The fact is that goodwill can easily change over time. Companies are required to test their goodwill for impairment yearly if they believe its fair value is below the value on the books. As only after the investment community forces companies to impair goodwill due to low sales or a bear market, it can take a lot of time to see if there is real value behind goodwill that doesn’t produce a heathy stream of cash.
In the meantime, what goodwill skews are the ratios which might make you believe a company is better than it really is. By taking a look at FB’s balance sheet, we can calculate a few investment ratios and compare them with or without the goodwill.
Figure 3: FB’s balance sheet. Source: FB.
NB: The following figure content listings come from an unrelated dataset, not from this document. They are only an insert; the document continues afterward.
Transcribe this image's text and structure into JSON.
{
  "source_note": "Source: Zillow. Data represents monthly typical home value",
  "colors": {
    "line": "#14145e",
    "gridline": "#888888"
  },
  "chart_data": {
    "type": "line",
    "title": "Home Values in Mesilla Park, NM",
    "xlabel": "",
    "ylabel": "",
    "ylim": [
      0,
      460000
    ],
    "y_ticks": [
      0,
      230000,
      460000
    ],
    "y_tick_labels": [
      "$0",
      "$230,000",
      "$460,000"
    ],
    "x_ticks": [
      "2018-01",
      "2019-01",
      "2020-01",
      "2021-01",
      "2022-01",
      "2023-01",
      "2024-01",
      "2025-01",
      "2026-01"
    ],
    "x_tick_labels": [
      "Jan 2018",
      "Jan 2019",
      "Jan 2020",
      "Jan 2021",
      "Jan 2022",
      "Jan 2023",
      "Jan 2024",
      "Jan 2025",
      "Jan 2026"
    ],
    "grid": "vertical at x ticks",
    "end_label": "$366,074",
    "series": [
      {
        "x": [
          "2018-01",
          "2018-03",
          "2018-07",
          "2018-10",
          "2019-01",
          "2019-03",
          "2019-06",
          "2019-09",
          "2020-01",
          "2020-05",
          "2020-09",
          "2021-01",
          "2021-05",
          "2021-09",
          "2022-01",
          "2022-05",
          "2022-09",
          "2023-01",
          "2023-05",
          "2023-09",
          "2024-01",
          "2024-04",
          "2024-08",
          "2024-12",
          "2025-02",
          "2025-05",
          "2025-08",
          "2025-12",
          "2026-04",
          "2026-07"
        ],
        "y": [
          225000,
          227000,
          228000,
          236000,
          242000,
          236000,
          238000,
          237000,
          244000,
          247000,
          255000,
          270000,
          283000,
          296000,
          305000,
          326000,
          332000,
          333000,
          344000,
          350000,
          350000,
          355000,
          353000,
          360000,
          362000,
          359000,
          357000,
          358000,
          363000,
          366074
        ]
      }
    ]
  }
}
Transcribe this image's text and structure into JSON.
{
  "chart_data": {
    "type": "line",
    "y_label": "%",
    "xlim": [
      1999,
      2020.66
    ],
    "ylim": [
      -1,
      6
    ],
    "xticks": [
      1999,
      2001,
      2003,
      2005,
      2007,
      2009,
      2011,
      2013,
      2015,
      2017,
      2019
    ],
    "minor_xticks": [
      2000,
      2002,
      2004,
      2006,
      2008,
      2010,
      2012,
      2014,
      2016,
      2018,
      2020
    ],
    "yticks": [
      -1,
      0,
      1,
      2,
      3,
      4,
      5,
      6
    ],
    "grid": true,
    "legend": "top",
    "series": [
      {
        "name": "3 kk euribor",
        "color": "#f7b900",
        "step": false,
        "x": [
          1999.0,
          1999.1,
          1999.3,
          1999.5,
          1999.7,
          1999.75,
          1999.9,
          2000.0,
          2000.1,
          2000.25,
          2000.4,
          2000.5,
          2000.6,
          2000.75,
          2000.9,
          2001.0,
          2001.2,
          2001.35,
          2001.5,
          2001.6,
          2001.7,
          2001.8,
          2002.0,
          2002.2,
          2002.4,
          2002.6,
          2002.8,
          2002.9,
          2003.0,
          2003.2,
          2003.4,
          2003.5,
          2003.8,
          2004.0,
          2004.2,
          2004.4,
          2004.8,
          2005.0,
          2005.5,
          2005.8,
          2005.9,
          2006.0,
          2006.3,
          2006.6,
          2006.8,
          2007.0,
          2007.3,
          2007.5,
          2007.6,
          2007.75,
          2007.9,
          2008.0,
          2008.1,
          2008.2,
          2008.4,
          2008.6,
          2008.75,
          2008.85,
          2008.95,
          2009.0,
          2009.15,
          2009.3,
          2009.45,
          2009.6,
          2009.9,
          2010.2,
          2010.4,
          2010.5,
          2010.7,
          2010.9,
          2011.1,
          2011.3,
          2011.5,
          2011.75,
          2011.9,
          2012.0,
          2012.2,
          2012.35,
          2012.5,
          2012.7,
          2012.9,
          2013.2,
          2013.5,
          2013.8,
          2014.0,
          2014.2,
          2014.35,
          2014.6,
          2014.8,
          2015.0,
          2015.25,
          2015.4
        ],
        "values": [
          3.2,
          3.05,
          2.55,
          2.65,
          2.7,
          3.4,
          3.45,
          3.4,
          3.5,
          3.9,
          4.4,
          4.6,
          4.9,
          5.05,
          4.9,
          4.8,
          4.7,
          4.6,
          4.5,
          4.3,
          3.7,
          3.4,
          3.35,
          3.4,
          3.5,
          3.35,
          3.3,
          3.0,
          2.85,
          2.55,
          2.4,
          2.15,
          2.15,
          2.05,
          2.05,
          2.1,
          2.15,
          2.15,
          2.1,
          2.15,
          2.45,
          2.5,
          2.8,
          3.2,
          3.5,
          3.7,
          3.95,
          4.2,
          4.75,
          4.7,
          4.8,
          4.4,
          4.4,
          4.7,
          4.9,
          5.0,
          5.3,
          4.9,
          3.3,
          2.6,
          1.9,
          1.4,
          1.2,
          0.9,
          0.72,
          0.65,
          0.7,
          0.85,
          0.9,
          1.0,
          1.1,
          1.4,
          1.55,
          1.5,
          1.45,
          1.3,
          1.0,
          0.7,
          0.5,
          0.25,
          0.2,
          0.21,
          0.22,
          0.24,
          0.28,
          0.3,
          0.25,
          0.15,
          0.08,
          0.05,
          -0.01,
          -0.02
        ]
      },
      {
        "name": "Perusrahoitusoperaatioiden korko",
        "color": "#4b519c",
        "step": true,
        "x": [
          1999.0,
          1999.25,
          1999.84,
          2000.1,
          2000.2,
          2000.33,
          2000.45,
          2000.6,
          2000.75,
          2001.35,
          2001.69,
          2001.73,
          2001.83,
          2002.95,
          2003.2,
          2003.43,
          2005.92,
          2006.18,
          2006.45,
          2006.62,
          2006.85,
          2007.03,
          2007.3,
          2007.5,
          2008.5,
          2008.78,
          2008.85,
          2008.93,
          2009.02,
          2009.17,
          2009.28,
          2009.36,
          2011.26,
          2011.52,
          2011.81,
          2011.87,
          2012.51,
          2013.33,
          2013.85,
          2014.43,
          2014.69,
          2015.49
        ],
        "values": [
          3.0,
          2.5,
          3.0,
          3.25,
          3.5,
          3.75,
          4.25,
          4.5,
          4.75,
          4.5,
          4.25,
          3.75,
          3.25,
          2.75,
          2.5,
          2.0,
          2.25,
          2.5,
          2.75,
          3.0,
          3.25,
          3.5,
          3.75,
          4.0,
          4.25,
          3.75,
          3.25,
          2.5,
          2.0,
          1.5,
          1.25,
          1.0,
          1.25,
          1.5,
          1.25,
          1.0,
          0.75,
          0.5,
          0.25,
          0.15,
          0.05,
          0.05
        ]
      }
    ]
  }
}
A clear example is the calculation of book value per share. FB’s book value per share in 2015 was $14.62 according to Morningstar. But if we calculate tangible book value, thus remove intangibles and goodwill, we get a value of $8.04, or on 55% of the initial value.
So when you do a market screen to look for companies by book value or debt to assets, those companies that have a lot of goodwill will show up more in your searches. Also, high goodwill increases the perception of the safety margin when investing as the book value in the form of goodwill that further translates into equity gives better ratios, and thus a perception of less risk.
Unfortunately, as in the AOL Time Warner example, goodwill can quickly erode as impairments become inevitable, especially if there is no economic benefit coming from the assets (think of revenue and cash flows).
Economic & Accounting Goodwill
But not all is that negative. There is also economic goodwill that isn’t shown in any financial statement and is essential for an investment. In his 1983 letter to shareholders, Warren Buffett took the time to explain the difference between the accounting goodwill that we defined above, and economic goodwill which he defined as “a pervasive favorable reputation with consumers based upon countless pleasant experiences they have had with both product and personnel” for one of Berkshire’s subsidiaries, See’s Candy.
As See’s Candy was bought for $25 million in 1972, that was its book value (plus the additional $40 million invested) on Berkshire’s balance sheet, but since then it has generated $1.9 billion in pre-tax earnings and therefore its value is much higher than the value shown on Berkshire’s balance sheet. On top of that, the economic moat that enabled such earnings is also not shown on any financial statement and also doesn’t come out in ratios or on screens.
The main point is that goodwill can be misleading. On one hand, accounting goodwill can make a company appear better than it really is, but on the other a company can have minimal assets on its balance sheet and have huge levels of economic goodwill.
This economic goodwill translates into higher earnings over time. However, by doing quantitative screens, you will miss such a business. Therefore, the more stones you turn and the more balance sheets you question, the more low risk high returns investments you will find.